Depending on the value of the theft and whether or not the employer wishes to expend any resources in pursuing it, the most straightforward and cost effective way is to present the proof that has been collected together, and to send this to the Police for investigation.
“If the proof collected is clear, then it is highly likely the Police would bring charges against the employee,” says Julie. “If this occurs, the employer is entitled to seek reparation in the court process if the employee pleads or is found guilty and is sentenced.”
However, if the is not clear, then not only would the Police be unlikely to investigate, the employer could open themselves open to a claim to the Employment Relations Authority for unjustified dismissal, lost wages, and compensation for hurt and humiliation, cautions Julie.
There is an option is to bring a claim against the employee in the District Court, but Ding notes the costs are not usually not worth the amount of funds that have been taken.
“If it doesn’t meet the threshold of $350,000 for the High Court, then it will need to go to the District Court,” says Julie. “It’s not always economically viable to pursue the debt.”
If a major theft has been uncovered in the course of collecting proof, then the immediate step to take would be to apply for freezing orders in the High Court against the employee’s assets, and to apply for disclosure to determine where the money has been transferred to.
“The application needs to be specific, so it’s vital that the evidence being relied on is clear, reliable and as complete as possible,” says Julie. “Freezing orders are ex parte – therefore all information within the knowledge of the employer will need to be presented to the court in order to obtain orders.”
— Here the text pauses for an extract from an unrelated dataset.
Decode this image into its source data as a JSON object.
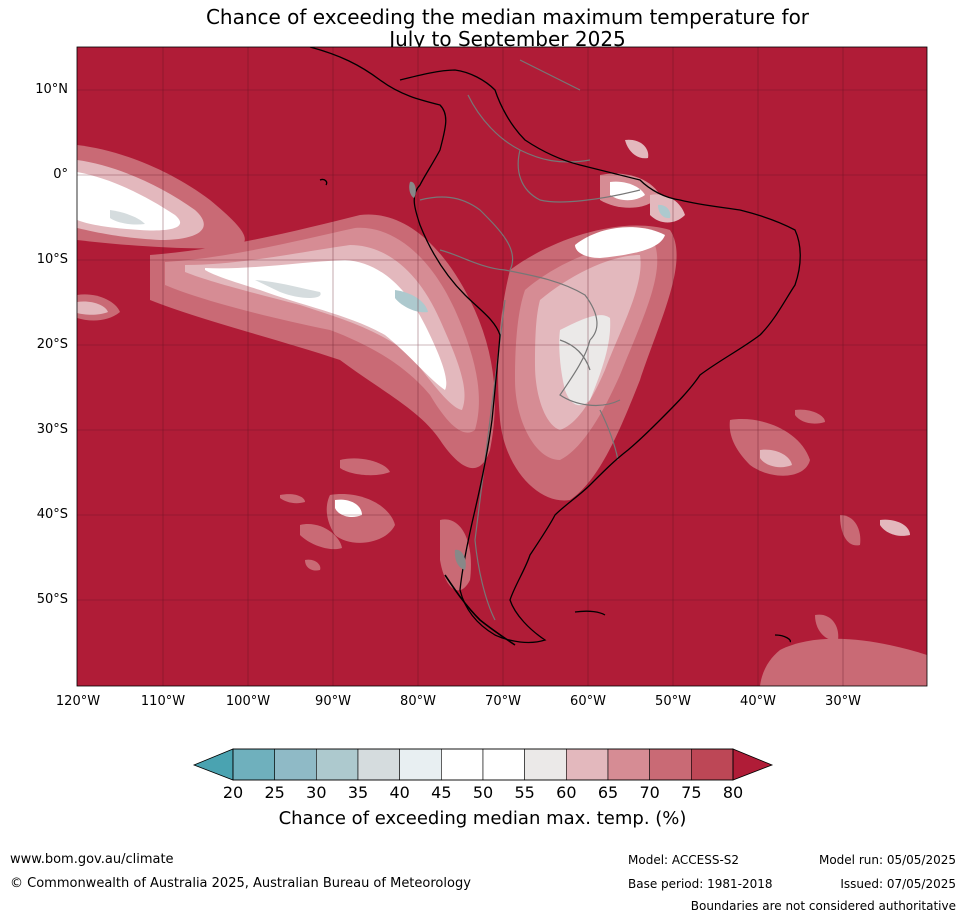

As further information comes to light, the employer should bring a claim against the employee. Julie notes that it would not be in the employer’s best interest, if they were capable of collecting evidence against the employee, to report the theft to the Police or the SFO.
“To ensure there is maximum recovery, civil proceedings should be brought first,” says Julie. “Then once those remedies are exhausted, the claim could be filed with the prosecuting agencies.”
If the employer does not wish to expend any resources in pursuing a claim against the employee, then similar to minor theft, it is less costly to simply file a claim with the Police/SFO and to ask those agencies – whichever is more appropriate – to investigate and to bring charges against the employee if deemed appropriate by them.
“Similarly reparation can also be sought by the employer, if the employee is charged and is found guilty or pleas guilty, at sentencing,” says Julie.